Chey stared at the place the King had just been, horrified beyond comprehension. It would do no good to cry, or scream, or protest. There was no one to hear. No one who cared. Whatever guards he sent down were surely in his pocket, immune to her pleas or her truths.

The only thing left to do was wait to see if she lived—or died.


. . .


The two security guards who arrived an hour later to escort her to a new holding room were ones Chey had never seen. They wore standard business suits in black and white and did not make eye contact as they guided her through the maze of tunnels to a more updated section of the dungeon. Here, cement floors replaced the dank stone and the walls were covered with paint.

Although spartan, the room they left her in had its own private bathroom and a narrow trio of windows at the very top of the wall near the ceiling. The cream colored paint offset a twin bed with royal blue covers and sheets.

Chey spent forty-eight hours there, alternating between tears and fury. Just when she thought she had control over one emotion, the other rose up to take its place. She saw no sign of Wynn—or any other 'guest' for that matter. Only the guards who came to deliver her meals.

When they arrived in the early afternoon of her second full day, Chey knew the decision had been made. They escorted her down the corridors, up a flight of stone stairs, and out into a side parking area away from the main courtyard. Snow had been plowed off the asphalt, leaving the drive clear. Chey noted that although it wasn't snowing now, the sky was heavy with clouds that promised more in the near future. She wondered if she would die beneath the brooding heavens.

This, then, was what a death row inmate must feel on his final leg to the executioner's chair.

Escorted into the back of a Hummer, Chey buckled in and fidgeted with the edge of the seat. She sent prayer after prayer that this wasn't her end, unable to wrap her mind around the torture of the unknown. Would she make it to the airport alive?

Intrigued as she had once been with Ahtissari castle, Chey discovered she didn't want to so much as glance at it upon her departure. She didn't care to have a last view of its impressive turrets and decorative arches. Natalia was probably staring down from on high, a smirk on her petulant mouth, counting the seconds until Chey was forever banished from her life.

Tense the entire drive, expecting a crash, or explosion or some other horror, Chey watched the shoreline whip by out the window. How different this trip turned out than how she imagined. Just now, all she wanted was the relative safety of her Seattle apartment and a year or two to recover from her inadvertent misery.

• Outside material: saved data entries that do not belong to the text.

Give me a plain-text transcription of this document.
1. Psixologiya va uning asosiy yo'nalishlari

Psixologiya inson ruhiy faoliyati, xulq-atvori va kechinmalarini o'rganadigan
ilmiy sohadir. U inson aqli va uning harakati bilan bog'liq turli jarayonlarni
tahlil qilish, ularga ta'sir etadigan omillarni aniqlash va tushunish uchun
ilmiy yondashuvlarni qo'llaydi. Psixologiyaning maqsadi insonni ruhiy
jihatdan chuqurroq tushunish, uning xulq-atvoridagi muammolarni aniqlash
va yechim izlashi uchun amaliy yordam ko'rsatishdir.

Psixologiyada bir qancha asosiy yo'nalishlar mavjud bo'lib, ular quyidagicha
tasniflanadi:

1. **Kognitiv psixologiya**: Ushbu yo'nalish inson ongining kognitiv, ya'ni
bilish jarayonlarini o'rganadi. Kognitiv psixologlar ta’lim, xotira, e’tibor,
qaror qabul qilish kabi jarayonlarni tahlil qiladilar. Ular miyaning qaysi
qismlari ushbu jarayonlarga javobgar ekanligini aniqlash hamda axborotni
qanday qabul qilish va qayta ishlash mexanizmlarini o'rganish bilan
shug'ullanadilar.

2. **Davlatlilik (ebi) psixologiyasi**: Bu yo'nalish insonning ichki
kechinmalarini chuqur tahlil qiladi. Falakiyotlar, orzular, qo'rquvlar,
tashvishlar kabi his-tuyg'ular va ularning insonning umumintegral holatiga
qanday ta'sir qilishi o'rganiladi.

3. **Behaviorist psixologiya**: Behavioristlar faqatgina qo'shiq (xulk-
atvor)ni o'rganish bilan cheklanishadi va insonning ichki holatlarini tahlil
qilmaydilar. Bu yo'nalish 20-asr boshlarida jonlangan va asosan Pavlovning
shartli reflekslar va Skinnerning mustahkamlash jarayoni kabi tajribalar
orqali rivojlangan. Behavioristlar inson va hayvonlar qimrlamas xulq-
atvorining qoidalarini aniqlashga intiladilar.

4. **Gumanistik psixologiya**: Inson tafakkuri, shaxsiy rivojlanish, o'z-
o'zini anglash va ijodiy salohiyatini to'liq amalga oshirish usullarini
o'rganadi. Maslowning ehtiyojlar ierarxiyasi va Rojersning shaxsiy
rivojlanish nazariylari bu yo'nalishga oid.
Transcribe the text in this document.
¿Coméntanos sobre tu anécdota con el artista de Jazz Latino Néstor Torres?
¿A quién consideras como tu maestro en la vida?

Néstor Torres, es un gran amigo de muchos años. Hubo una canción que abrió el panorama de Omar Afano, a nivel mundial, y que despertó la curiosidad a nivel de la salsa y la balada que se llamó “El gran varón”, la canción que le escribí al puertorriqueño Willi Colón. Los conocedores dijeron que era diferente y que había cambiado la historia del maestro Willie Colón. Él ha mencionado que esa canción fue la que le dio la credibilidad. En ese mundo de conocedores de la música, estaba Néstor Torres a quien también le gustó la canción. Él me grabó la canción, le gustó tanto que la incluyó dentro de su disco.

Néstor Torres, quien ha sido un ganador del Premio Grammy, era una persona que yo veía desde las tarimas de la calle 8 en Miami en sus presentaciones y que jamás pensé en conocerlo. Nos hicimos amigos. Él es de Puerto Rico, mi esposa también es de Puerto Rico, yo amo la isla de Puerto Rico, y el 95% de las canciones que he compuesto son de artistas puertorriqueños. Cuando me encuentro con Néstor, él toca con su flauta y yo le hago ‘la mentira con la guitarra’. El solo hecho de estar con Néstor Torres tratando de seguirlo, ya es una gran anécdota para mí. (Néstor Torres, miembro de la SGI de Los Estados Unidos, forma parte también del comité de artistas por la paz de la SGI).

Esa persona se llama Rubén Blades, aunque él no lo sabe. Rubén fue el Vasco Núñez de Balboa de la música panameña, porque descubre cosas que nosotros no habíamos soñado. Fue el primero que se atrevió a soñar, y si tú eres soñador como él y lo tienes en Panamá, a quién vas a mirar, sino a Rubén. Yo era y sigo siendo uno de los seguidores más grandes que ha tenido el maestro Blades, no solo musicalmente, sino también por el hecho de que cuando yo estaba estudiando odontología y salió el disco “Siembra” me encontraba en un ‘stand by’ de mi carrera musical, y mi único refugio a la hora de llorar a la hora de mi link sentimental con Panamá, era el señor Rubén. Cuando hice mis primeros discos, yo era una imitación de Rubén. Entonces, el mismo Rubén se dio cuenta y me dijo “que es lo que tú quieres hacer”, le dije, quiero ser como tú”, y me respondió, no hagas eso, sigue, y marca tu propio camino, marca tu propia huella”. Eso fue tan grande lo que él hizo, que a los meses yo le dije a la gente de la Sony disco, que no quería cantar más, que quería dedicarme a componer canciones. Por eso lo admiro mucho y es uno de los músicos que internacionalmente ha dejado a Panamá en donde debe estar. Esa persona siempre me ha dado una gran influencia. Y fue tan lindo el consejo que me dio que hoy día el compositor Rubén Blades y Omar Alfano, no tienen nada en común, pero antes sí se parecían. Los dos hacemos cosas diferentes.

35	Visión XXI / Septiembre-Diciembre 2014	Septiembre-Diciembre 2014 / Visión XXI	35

They passed through one small town and approached Vogeva from the north. Surprised when the Hummer pulled up in front of the quaint hotel on the main strip, she sat forward and reached for her belt.

The guard in the seat in front reached back to stay her motion. Moments later, a harried looking Wynn rushed out the front door with two guards carrying their luggage at her flank. She made her way around to the passenger side door and climbed in.

“Chey! Oh my god, you're all right. I wasn't sure what to think when they separated us. What happened? Did you get--” Wynn's immediate questions got cut off when Chey shook her head. Not now. Ask later.

Wynn's mouth shaped an 'oh' of understanding. She reached across the Hummer once she was in to embrace Chey anyway.

Holding tight to her best friend, Chey saw this as a good sign that perhaps Aksel had decided to let them both go home instead of the alternative. She wouldn't ever be so glad to see Seattle again.

The Hummer made good time from Vogeva to Kalev. Chey and Wynn said little on the way. When the vehicle approached the airport, Chey closed her eyes with relief. Her shoulders were tight with tension, her head aching from stress.

On the sidewalk, the guards passed the girls their luggage, which seemed to be intact and accounted for. One handed each a fresh ticket with their name printed on the front.

Chey glanced beyond the guards after taking her envelope with a murmur of thanks, and silently bid Latvala—and Sander—goodbye. It just wasn't meant to be.

An hour later the girls were in the air on their way back to Seattle.